State of the Union: Obama’s Semi-Offensive

A year of pointless brawling in Congress has certainly not helped Washington’s image, nor that of the legislative power, plagued by a 20 percent approval rating only 10 months away from an electoral deadline. This year, however, the worst handicap among all the blockages, emphasized by a ridiculous government shutdown, is none other than the president. Since 2012, he has been perceived as being paralyzed, powerless, and hopelessly bogged down by quibbles with the Republican majority in the House of Representatives. At least, the State of the Union finally allows him to announce a plan of action.

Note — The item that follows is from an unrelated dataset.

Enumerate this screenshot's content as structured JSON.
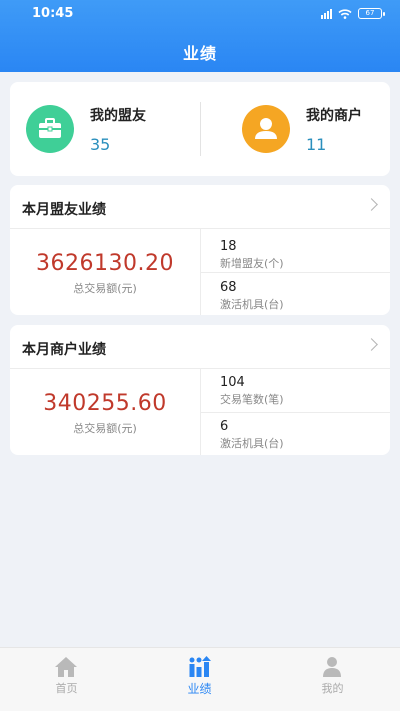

Obama had the honor of confirming the economic recovery, the decline of unemployment – at its lowest rate in five years – and a rise in real estate prices, which is a re-assuring indication in a country where 70 percent of families own their own homes. If the first paragraph, in the form of a national assessment, lifted the spirits of Americans, it took the power of optimism to calm Obama’s fellow citizens in the face of the future. He contradicted the fear that the country was in decline by recalling, for example, that the United States, and not China, is the principal recipient of global investment.

That is so. The principal news of the evening is summarized in the following. Obama, whom Democrats have reproached for having missed his “Rooseveltian moment” by naively counting on the inconceivable cooperation of Republicans, announced that he would not hesitate to resort to executive orders to bypass a block by Congress. A political earthquake? For lack of power to obtain an increase in the minimum wage by the House, a measure that would affect 17 million employees, Obama will declare a wage increase in companies under contract with the government. His great show of strength will better the fate of only a few hundred thousand. Similarly, his other measure to create a pension plan, like those of government employees, is not remarkably grand. At least, the president takes into consideration the growing theme of the Democratic counteroffensive before the elections next November: the struggle against income inequality that undermines American society.

Executive orders could restore Obama’s image among his Democratic voters, but it also risks being interpreted as a declaration of war in Republican opinion, hence the openly astonished and conciliatory, practically amicable, tone of the president in the course of his speech. Apart from the slightly ironic allusion to the 40 House votes against his health care plan and the less amenable portions, concerning the rise in profits and greater revenues in the face of the stagnating salaries of the middle class, Obama only briefly touched on subjects that really anger Congress, like immigration reform.

The rest was confined to commendable hopes of equal pay for women, the improvement of vocational training, reform of fiscal policies also in favor of the wealthy, preschool for all children, and the closure of Guantanamo, announced since 2008. Obama certainly aroused emotion and called for national unity by demanding a standing ovation for a soldier handicapped for life by a bomb in Afghanistan. However, his speech on the State of the Union foreshadowed a year of underlying conflicts and half measures, the only alternatives to the hostility of the Republican majority in search of re-election. As for the Democratic representatives, one hour after the presidential address, they made public their fears that the president’s “offensive” might alienate the voice of their centrist voters. Many of them even balked at the idea of being affiliated with Obama. We are far from the presidential dreams of 2008.